In 1937 he was appointed honorary assistant surgeon and lecturer in traumatic neurosurgery at the Royal Alfred Hospital, Sydney, and in the following year was additionally honorary surgeon at the Royal North Shore Hospital. He was instrumental in setting up the first fully equipped department of neurosurgery in Australia at Royal Prince Alfred Hospital in 1938.
Shortly after the outbreak of the second world war he again joined the services and was Colonel in the Royal Australian Army Medical Corps, commanding the 2nd/6th Australian General Hospital in the Middle East, Greece and Crete before returning to Northern Australia. His services were recognised by his appointment as Commander of the Order of the British Empire and the award of the Efficiency Decoration.

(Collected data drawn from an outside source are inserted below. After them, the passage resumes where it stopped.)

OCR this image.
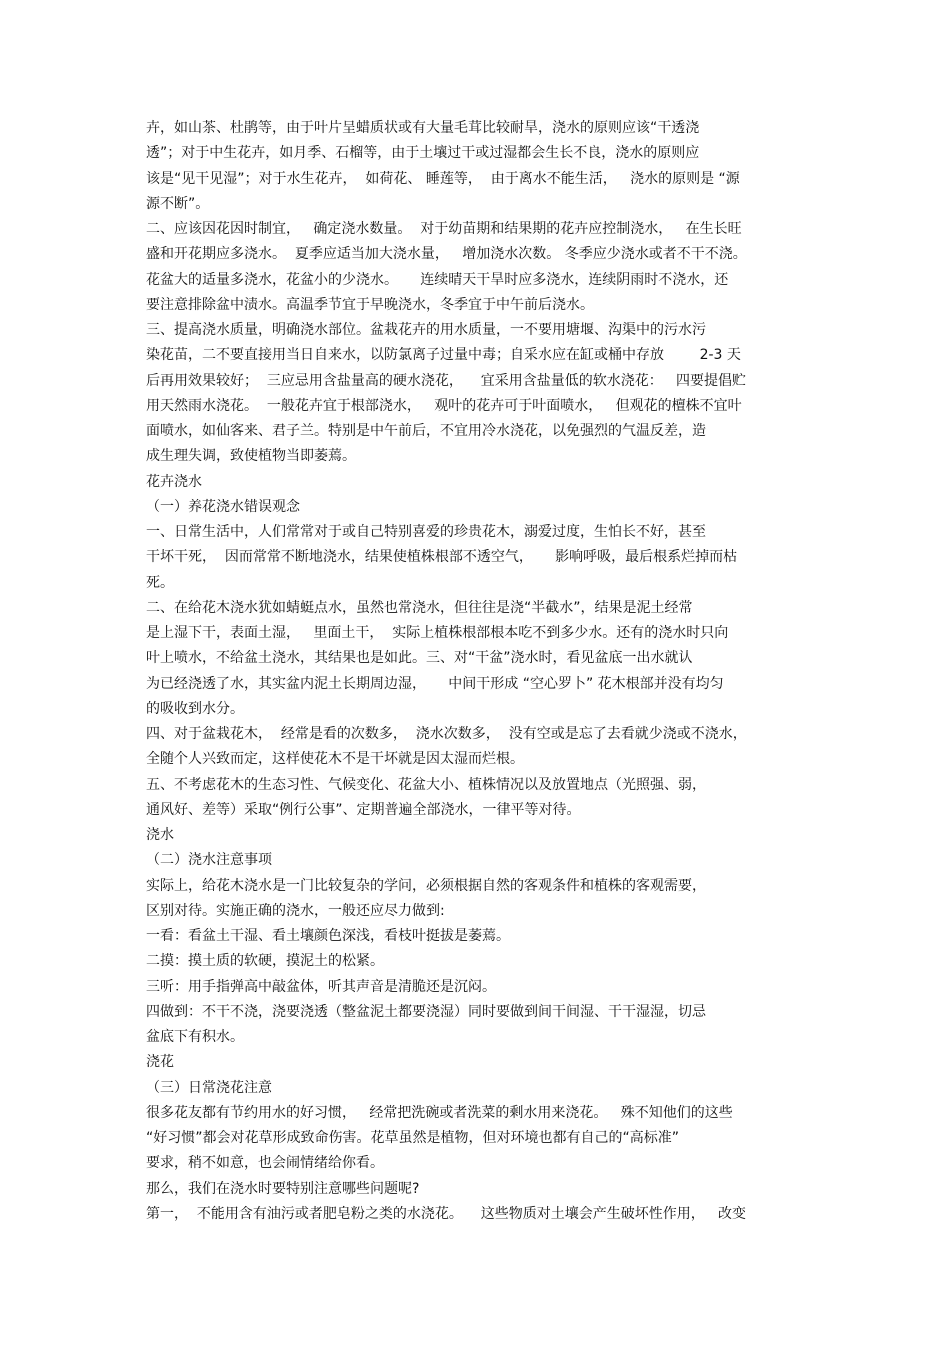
卉，如山茶、杜鹃等，由于叶片呈蜡质状或有大量毛茸比较耐旱，浇水的原则应该“干透浇
透”；对于中生花卉，如月季、石榴等，由于土壤过干或过湿都会生长不良，浇水的原则应
该是“见干见湿”；对于水生花卉，  如荷花、 睡莲等，  由于离水不能生活，   浇水的原则是 “源
源不断”。
二、应该因花因时制宜，   确定浇水数量。  对于幼苗期和结果期的花卉应控制浇水，   在生长旺
盛和开花期应多浇水。  夏季应适当加大浇水量，   增加浇水次数。 冬季应少浇水或者不干不浇。
花盆大的适量多浇水，花盆小的少浇水。     连续晴天干旱时应多浇水，连续阴雨时不浇水，还
要注意排除盆中渍水。高温季节宜于早晚浇水，冬季宜于中午前后浇水。
三、提高浇水质量，明确浇水部位。盆栽花卉的用水质量，一不要用塘堰、沟渠中的污水污
染花苗，二不要直接用当日自来水，以防氯离子过量中毒；自采水应在缸或桶中存放        2-3 天
后再用效果较好；  三应忌用含盐量高的硬水浇花，    宜采用含盐量低的软水浇花：   四要提倡贮
用天然雨水浇花。  一般花卉宜于根部浇水，   观叶的花卉可于叶面喷水，   但观花的檀株不宜叶
面喷水，如仙客来、君子兰。特别是中午前后，不宜用冷水浇花，以免强烈的气温反差，造
成生理失调，致使植物当即萎蔫。
花卉浇水
（一）养花浇水错误观念
一、日常生活中，人们常常对于或自己特别喜爱的珍贵花木，溺爱过度，生怕长不好，甚至
干坏干死，  因而常常不断地浇水，结果使植株根部不透空气，     影响呼吸，最后根系烂掉而枯
死。
二、在给花木浇水犹如蜻蜓点水，虽然也常浇水，但往往是浇“半截水”，结果是泥土经常
是上湿下干，表面土湿，   里面土干，  实际上植株根部根本吃不到多少水。还有的浇水时只向
叶上喷水，不给盆土浇水，其结果也是如此。三、对“干盆”浇水时，看见盆底一出水就认
为已经浇透了水，其实盆内泥土长期周边湿，     中间干形成 “空心罗卜” 花木根部并没有均匀
的吸收到水分。
四、对于盆栽花木，  经常是看的次数多，  浇水次数多，  没有空或是忘了去看就少浇或不浇水，
全随个人兴致而定，这样使花木不是干坏就是因太湿而烂根。
五、不考虑花木的生态习性、气候变化、花盆大小、植株情况以及放置地点（光照强、弱，
通风好、差等）采取“例行公事”、定期普遍全部浇水，一律平等对待。
浇水
（二）浇水注意事项
实际上，给花木浇水是一门比较复杂的学问，必须根据自然的客观条件和植株的客观需要，
区别对待。实施正确的浇水，一般还应尽力做到:
一看：看盆土干湿、看土壤颜色深浅，看枝叶挺拔是萎蔫。
二摸：摸土质的软硬，摸泥土的松紧。
三听：用手指弹高中敲盆体，听其声音是清脆还是沉闷。
四做到：不干不浇，浇要浇透（整盆泥土都要浇湿）同时要做到间干间湿、干干湿湿，切忌
盆底下有积水。
浇花
（三）日常浇花注意
很多花友都有节约用水的好习惯，   经常把洗碗或者洗菜的剩水用来浇花。   殊不知他们的这些
“好习惯”都会对花草形成致命伤害。花草虽然是植物，但对环境也都有自己的“高标准”
要求，稍不如意，也会闹情绪给你看。
那么，我们在浇水时要特别注意哪些问题呢?
第一，  不能用含有油污或者肥皂粉之类的水浇花。    这些物质对土壤会产生破坏性作用，   改变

At the end of the war he returned to his hospital appointments in Sydney and served twice as President of the Neurosurgical Society of Australia in 1953 and 1965. He was made a director on the board of the Royal Prince Alfred Hospital in 1953 and served as Vice-Chairman from 1968 to 1973. Retiring from the active staff of the hospital he was appointed consulting neurosurgeon in 1957. His professional interests continued and from 1961 to 1969 he served as a member of the Traffic Injury Committee of the National Health and Medical Research Council of the Commonwealth of Australia. He contributed extensively to professional journals about his military and civilian experience.

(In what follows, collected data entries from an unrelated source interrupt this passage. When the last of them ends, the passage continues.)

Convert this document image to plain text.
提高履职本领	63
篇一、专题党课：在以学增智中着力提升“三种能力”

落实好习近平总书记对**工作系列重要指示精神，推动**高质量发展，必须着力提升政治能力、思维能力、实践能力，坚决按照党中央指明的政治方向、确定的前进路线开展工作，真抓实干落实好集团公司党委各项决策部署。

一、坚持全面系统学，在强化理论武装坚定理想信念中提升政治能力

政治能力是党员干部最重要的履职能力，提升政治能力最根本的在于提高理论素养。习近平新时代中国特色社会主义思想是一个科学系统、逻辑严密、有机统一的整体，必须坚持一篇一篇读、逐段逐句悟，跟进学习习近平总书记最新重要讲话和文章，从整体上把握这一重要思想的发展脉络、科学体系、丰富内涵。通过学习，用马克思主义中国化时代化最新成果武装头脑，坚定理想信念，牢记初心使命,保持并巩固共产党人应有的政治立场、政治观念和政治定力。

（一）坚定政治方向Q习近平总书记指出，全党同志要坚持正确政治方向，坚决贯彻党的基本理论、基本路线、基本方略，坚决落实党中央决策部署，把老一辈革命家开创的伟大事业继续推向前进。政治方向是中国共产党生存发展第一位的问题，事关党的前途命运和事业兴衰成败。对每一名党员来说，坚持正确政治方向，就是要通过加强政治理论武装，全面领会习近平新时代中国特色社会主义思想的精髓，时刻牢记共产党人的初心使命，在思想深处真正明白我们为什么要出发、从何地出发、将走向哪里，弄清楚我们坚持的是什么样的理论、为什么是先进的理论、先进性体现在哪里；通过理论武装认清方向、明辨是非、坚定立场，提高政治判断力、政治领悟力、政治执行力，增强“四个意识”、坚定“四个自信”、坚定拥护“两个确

Apart from his neurosurgical commitments he was interested in farming, horse-racing, tennis and golf. He married Dorothy Jean Wilkinson in 1937 and they had two daughters, Angela (Raymond) and Carole (Roussel) neither of whom has taken up medicine. Towards the end of his life when the department of neurosurgery at Prince Alfred Hospital moved from its original site to a new building, the board of the Hospital named it the R A Money department of neurosurgery in recognition of his contributions to the Hospital and to neurosurgery. He died on 16 January 1984, aged 86, survived by his wife, daughters and two grandsons.